Gestion d'espèces globales – Le blog de l'écologiste appliqué

Dans l'édition 56: 8, nous montrons les travaux de recherche, la technologie et les travaux d'atténuation destinés à la gestion des espèces extensives aujourd'hui. Joignez-vous à Johan du Toit, rédacteur en chef adjoint, et explorez cette sélection de travaux. Vous pouvez lire le journal gratuitement pendant un temps limité.

La possibilité de se propager largement sur notre planète confère un avantage changeant à certains animaux, qui ont été réalisés par les humains lorsqu'ils ont découvert que les chevaux peuvent être montés dans de vastes plaines et que les bateaux peuvent naviguer en eaux profondes. Il n’ya plus d’endroit à la surface d’un continent ou d’un océan que les humains ne puissent pas atteindre et qu’ils n’atteindront pas si cela en vaut la peine. Sur terre, un réseau d’infrastructures linéaires est en cours d’extension et d’intensification pour faciliter la circulation croissante des personnes, de leurs biens et de leurs déchets. Sur l'eau, des navires de toutes nationalités peuvent être trouvés n'importe où, en particulier dans la navigation entre les ports et dans les zones où la pêche industrielle est rentable. Entre les deux, il y a des déchets de toutes sortes, et en particulier du plastique, qui sont "jetés" de la manière la plus simple dont une personne puisse faire en sorte que sa responsabilité indésirable devienne le problème d'un autre individu – avec ce dernier, généralement d'un type différent. Pourtant, les humains ne sont que l'une des nombreuses espèces qui bénéficient de la mobilité à l'échelle planétaire – et en dépendent -, car les activités humaines l'emportent maintenant sur les avantages évolutifs d'un mouvement efficace. Les papiers dans cette Journal de l'écologie appliquée lumière attirer l'attention sur la nécessité d'améliorer la gestion des espèces extensives ou, à tout le moins, d'accroître la prise de conscience de la difficulté que nous rencontrons.

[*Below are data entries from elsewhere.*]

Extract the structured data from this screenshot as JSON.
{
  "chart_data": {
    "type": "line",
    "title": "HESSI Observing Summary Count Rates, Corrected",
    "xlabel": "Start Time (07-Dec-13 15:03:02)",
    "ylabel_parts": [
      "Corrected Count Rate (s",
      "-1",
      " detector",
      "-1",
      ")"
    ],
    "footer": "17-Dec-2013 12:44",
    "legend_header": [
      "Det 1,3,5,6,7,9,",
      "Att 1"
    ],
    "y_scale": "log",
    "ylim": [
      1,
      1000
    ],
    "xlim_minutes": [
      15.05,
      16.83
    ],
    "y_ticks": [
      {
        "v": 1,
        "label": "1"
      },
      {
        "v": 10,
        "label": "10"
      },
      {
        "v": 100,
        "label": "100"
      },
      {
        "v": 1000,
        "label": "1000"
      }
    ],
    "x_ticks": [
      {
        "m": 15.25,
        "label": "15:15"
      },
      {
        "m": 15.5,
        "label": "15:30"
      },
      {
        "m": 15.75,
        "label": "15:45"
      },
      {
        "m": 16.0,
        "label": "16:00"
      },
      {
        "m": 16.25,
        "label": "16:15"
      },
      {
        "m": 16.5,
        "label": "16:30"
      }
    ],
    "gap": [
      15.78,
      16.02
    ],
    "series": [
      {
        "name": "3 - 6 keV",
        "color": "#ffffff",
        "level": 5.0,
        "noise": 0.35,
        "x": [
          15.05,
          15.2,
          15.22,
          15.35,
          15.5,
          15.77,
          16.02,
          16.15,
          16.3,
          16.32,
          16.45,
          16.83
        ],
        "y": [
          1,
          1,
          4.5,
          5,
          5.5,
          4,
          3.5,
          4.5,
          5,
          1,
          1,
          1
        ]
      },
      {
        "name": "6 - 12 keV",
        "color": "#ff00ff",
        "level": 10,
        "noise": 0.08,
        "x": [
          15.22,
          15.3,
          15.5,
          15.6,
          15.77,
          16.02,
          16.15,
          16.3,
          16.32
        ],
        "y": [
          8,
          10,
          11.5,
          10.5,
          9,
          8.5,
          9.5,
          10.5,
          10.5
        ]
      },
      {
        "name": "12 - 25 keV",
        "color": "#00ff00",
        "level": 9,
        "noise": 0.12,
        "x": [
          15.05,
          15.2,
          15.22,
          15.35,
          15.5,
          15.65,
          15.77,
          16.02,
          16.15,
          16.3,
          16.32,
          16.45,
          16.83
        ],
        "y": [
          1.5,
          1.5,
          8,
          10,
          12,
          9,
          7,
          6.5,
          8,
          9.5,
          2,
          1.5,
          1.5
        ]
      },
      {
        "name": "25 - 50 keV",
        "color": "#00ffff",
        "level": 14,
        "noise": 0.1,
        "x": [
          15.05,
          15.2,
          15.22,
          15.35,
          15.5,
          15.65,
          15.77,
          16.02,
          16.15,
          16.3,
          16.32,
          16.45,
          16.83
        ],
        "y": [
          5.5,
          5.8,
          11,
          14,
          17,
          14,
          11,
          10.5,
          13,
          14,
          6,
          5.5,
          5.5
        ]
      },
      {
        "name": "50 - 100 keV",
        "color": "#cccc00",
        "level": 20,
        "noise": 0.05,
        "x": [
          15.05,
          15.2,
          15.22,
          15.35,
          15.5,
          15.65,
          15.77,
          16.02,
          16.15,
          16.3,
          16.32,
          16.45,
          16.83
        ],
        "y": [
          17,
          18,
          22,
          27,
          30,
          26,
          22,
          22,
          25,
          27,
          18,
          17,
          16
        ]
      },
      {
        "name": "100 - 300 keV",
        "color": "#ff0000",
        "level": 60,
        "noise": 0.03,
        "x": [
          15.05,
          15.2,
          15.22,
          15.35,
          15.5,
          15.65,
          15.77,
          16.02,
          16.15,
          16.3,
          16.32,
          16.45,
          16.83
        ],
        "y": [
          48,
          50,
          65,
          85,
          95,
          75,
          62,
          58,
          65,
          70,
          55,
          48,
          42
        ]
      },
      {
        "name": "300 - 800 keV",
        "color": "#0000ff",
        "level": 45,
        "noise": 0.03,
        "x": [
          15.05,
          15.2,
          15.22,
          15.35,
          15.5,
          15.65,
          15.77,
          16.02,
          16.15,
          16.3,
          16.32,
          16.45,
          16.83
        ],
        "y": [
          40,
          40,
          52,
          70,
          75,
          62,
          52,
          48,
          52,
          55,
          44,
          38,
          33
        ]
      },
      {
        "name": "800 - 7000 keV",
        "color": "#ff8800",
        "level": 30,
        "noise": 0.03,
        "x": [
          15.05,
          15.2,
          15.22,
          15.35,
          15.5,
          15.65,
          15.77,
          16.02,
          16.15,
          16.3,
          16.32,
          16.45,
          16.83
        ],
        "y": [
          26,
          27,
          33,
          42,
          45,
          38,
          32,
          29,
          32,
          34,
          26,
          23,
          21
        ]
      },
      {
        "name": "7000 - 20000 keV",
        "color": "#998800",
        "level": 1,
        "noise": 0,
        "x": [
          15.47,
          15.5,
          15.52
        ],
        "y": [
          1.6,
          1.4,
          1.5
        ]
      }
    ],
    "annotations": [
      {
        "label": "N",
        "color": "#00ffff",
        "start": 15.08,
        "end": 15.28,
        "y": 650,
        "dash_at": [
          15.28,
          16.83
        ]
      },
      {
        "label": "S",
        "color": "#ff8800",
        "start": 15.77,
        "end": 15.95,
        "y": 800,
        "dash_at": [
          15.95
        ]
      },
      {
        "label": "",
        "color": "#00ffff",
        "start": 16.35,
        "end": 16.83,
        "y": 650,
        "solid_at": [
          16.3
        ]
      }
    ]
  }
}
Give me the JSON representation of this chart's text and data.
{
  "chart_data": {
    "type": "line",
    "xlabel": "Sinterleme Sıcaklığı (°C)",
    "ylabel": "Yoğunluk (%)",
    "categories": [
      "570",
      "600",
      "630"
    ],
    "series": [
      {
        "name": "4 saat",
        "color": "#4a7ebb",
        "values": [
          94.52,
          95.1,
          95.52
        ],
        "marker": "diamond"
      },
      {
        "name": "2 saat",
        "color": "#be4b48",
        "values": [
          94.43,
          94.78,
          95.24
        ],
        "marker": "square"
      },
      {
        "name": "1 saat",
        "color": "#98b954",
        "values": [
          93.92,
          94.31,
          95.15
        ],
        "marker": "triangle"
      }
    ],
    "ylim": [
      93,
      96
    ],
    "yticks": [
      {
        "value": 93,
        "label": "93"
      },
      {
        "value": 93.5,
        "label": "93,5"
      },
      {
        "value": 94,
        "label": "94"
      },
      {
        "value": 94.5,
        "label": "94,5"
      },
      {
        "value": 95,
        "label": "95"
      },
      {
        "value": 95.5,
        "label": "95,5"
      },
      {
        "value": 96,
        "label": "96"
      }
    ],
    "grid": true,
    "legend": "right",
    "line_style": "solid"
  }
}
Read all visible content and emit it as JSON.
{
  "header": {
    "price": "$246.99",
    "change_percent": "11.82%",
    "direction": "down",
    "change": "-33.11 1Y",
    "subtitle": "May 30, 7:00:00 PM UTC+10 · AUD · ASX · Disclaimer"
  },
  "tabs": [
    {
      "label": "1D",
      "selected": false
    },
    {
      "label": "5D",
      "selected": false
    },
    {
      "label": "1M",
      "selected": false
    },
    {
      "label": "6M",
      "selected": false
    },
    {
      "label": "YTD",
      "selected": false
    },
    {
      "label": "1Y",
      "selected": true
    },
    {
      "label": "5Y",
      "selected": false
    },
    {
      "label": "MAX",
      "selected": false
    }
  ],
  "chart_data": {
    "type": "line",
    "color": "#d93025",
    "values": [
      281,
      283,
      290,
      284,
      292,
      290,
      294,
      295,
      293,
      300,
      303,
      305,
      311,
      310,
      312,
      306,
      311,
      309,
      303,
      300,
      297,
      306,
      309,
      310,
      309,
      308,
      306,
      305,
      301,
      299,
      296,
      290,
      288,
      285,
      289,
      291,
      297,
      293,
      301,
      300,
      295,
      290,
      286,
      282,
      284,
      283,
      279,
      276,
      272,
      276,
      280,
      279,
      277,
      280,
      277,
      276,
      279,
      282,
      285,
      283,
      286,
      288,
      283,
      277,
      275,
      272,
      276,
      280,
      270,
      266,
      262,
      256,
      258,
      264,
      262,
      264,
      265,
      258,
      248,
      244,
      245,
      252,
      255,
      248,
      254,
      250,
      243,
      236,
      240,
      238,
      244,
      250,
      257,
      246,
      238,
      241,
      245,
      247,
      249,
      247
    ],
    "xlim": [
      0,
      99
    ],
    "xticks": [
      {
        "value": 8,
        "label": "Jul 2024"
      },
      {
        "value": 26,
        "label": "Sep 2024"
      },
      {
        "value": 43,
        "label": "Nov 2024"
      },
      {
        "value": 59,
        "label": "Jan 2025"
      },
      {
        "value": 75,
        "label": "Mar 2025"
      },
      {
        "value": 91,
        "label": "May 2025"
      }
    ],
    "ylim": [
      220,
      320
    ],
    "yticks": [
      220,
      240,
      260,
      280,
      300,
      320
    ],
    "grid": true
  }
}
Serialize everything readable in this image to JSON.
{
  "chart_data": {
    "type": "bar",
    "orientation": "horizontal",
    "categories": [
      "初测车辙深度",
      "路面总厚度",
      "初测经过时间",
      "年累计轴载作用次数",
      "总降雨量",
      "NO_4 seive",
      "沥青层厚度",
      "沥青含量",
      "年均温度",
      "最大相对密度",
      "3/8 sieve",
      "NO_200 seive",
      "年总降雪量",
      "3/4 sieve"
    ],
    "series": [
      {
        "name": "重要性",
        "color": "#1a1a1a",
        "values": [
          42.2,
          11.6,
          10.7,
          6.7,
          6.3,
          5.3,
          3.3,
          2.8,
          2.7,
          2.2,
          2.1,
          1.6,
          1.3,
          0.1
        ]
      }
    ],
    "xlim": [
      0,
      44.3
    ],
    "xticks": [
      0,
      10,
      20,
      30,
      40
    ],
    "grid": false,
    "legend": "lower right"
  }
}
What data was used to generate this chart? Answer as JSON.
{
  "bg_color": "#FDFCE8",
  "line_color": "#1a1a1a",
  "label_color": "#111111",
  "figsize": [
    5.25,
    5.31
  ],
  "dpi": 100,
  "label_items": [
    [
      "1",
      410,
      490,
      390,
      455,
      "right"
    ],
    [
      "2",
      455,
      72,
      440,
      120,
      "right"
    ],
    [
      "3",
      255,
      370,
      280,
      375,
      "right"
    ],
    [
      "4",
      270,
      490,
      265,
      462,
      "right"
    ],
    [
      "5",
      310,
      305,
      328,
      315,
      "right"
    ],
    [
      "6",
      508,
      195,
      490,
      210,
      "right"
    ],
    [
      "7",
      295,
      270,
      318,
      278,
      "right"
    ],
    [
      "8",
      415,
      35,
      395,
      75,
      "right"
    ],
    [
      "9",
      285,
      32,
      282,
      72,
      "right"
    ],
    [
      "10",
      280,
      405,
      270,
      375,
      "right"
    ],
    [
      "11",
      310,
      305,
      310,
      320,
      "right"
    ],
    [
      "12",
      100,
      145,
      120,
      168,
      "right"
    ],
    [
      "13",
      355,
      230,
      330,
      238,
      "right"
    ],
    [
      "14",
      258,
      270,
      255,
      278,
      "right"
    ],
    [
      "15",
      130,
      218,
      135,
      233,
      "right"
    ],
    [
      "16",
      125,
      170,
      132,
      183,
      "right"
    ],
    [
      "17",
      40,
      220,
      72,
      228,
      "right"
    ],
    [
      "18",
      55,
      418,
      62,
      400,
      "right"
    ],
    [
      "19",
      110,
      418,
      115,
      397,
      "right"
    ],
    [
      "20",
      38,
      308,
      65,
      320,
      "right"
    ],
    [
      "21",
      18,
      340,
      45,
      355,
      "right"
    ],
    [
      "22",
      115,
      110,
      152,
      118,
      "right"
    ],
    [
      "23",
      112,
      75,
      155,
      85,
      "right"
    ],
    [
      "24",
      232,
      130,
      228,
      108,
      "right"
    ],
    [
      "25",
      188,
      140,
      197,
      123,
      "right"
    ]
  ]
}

Parfois, le meilleur moyen de vous aider à sortir de la route

Les oiseaux à longues ailes et les mammifères à longues pattes sont adaptés pour exploiter des ressources largement réparties dans l'espace et dans le temps, les albatros et les ongulés étant des exemples exemplaires dans leurs classes respectives. Pour un albatros, vivre une vie réussie de 60 ans ou plus implique de se nourrir à l'échelle planétaire, de s'accoupler pour la vie, de faire éclore un œuf tous les deux ans et d'élever le poulet sur une île sans animaux terrestres. La stratégie de cycle de vie a été couronnée de succès jusqu'à ce que les bateaux amènent des rongeurs et des chats dans leurs îles de nidification, ainsi que des chaluts, des palangriers et des déchets plastiques dans leurs aires d'alimentation. De simples mesures d'atténuation peuvent réduire le nombre d'oiseaux de mer tués (appelé par «capture accessoire» par euphémisme) sur la palangre, mais néanmoins, comme l'analyse de Clay et al. spectacles, les populations d'oiseaux de mer en voie de disparition continuent de décliner. Cela laisse à penser que l’attention accordée à la réduction des captures accessoires, même par des navires de pêche compatibles, est encore insuffisante, sans parler de tous les navires de pêche illégaux, non déclarés et non réglementés en haute mer.